А друг, единственный! — это умеет. Это… запретное, тайное, волшебное… И просит помощи! «Помощь другу»…
Божедар приноровился и вполне успешно довёл меня до… до крайней степени возбуждения. Где и удерживал своим язычком несколько дольше обычного.
Лёгкие, всё более редкие, и от того особенно острые, прикосновения к моей самой чувствительной части… температурный контраст между предутренним холодком снаружи и теплом его мягких губ…
Я уже начал натурально скрипеть зубами от напряжения. Пока просто не ухватил его за затылок и не прижал к себе изо всех сил. Вдавливая его в себя. И себя — в него.
– О-ох… Хорошо. Ну, ты, парень, мастер. Да уж, доставил удовольствие, ублажил и порадовал.
– Эк, экхм… Я старался. А вы… вы теперь нас отпустите? Я же сделал… ну… хорошо.
– Нет! Таких развратников закоренелых — надобно к князю волочь! На суд! (Лазарь, пребывая в чрезвычайном смущении чувств, пытается свести последовательность действий к уставной: есть проблема — тащи её к начальству).
– Во как… И меня потащишь? Я ведь теперь тоже… после того как…
Лазарь открывает и закрывает рот. Давай парень, проходим проверочку на лояльность. Лояльность против дружбы. Не так давно, на Княжьем Городище в Смоленске, я наблюдал оба исхода.
Молчит. Придётся помочь:
– Ну и правильно. Тащить к князю никого не надо — это не дело княжеского суда. Да и вообще — скоро светать начнёт, воям уже подыматься время. Пойдём-ка по лодиям своим. Бывайте здоровы, люди добрые. Может, и свидимся ещё.
Отвязываем, отстёгиваем. Шух внимательно смотрит на меня. Кто ты, парень? Откуда ты взялся? Жаль, не скажешь. Может, когда-нибудь напишешь? На каком-нибудь языке каким-нибудь алфавитом.
Ты потратил семь лет своей жизни и «оседлал» будущего главу боярского рода.
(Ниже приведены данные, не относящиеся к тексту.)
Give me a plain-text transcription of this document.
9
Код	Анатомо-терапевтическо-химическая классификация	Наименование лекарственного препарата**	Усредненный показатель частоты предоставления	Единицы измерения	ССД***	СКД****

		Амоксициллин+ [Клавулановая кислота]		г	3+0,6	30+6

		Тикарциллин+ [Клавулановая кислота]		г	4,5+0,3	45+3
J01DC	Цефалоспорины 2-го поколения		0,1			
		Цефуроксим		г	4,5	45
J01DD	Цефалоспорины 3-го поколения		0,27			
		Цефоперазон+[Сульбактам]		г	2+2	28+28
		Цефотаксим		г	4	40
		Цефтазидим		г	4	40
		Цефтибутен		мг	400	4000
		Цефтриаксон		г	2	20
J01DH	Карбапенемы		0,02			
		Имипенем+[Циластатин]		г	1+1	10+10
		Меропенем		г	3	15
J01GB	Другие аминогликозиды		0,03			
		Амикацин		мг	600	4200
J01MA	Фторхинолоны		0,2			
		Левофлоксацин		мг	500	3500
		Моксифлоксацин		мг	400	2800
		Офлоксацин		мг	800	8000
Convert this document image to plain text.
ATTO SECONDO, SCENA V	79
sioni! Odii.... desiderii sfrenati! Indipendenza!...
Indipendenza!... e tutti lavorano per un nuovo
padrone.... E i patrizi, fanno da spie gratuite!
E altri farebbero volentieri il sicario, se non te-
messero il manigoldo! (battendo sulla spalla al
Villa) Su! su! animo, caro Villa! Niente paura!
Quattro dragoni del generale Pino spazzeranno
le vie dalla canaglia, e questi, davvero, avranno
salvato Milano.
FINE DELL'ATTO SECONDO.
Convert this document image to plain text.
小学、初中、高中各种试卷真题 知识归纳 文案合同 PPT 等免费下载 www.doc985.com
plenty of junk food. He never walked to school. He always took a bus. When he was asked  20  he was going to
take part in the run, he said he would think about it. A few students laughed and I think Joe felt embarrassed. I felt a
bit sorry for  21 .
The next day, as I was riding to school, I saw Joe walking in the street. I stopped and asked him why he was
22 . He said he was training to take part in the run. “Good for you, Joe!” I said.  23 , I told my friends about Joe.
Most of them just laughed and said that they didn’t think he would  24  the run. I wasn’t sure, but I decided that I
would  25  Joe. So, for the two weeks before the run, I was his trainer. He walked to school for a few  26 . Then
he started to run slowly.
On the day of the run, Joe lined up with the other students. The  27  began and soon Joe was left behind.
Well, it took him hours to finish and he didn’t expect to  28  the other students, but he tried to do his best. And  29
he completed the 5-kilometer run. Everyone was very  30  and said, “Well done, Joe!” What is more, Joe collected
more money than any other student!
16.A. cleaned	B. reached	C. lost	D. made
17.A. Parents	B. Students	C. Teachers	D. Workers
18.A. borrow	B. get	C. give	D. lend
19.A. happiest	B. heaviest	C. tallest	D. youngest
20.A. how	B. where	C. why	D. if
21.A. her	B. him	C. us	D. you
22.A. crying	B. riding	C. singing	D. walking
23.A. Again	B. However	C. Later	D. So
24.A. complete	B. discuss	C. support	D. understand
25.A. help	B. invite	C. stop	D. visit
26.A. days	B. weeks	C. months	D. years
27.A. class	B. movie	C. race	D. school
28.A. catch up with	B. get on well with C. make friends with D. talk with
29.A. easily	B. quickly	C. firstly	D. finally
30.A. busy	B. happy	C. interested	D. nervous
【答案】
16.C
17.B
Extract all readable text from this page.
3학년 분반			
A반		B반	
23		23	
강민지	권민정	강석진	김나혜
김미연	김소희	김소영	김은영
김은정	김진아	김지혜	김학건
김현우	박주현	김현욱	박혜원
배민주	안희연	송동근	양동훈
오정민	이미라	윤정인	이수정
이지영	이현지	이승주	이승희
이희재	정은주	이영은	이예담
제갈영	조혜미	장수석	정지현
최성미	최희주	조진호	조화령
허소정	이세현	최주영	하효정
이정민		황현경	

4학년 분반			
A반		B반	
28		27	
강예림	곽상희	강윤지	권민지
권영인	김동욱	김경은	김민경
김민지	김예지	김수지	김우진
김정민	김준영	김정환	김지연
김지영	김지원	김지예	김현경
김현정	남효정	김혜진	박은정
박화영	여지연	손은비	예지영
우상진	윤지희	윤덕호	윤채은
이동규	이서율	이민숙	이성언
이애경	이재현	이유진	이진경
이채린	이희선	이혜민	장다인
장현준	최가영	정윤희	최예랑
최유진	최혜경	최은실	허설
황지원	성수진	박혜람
Божедар ест и пьёт из твоих рук, на мир смотрит твоими глазами. Он готов терпеть боль и унижения, лишь бы тебе не причинили ущерба. Он верит тебе, слушается тебя, влюблён в тебя. Он — твой, он — в воле твоей.
Хотя по закону — ты раб, а он — твой хозяин.
Только это всё ярлыки для общества. Когда люди остаются вдвоём — с ними не остаётся ни вооружённых сил, ни силы закона. Только их собственное: сила ума, сила духа, сила тела. Смелость отринуть стереотипы, оставить их за порогом. Смелость вести себя по-человечески, а не по предопределённым социальным ролям.
Или — испугаться, спрятаться. Одному — за «ошейник», другому — за «шапку». «Знай своё место», «как все — так и мы». «Не можно сметь своё суждение иметь!».
По-человечески, как оказалось, раб ценой в курицу, мощнее наследника боярского рода. Он — «опора и оборона». Вот мальчик и прислонился к более мощному. Теперь, когда его отец умрёт, он отдаст своему холопу-другу-господину не только своё тело и душу, но и вотчину.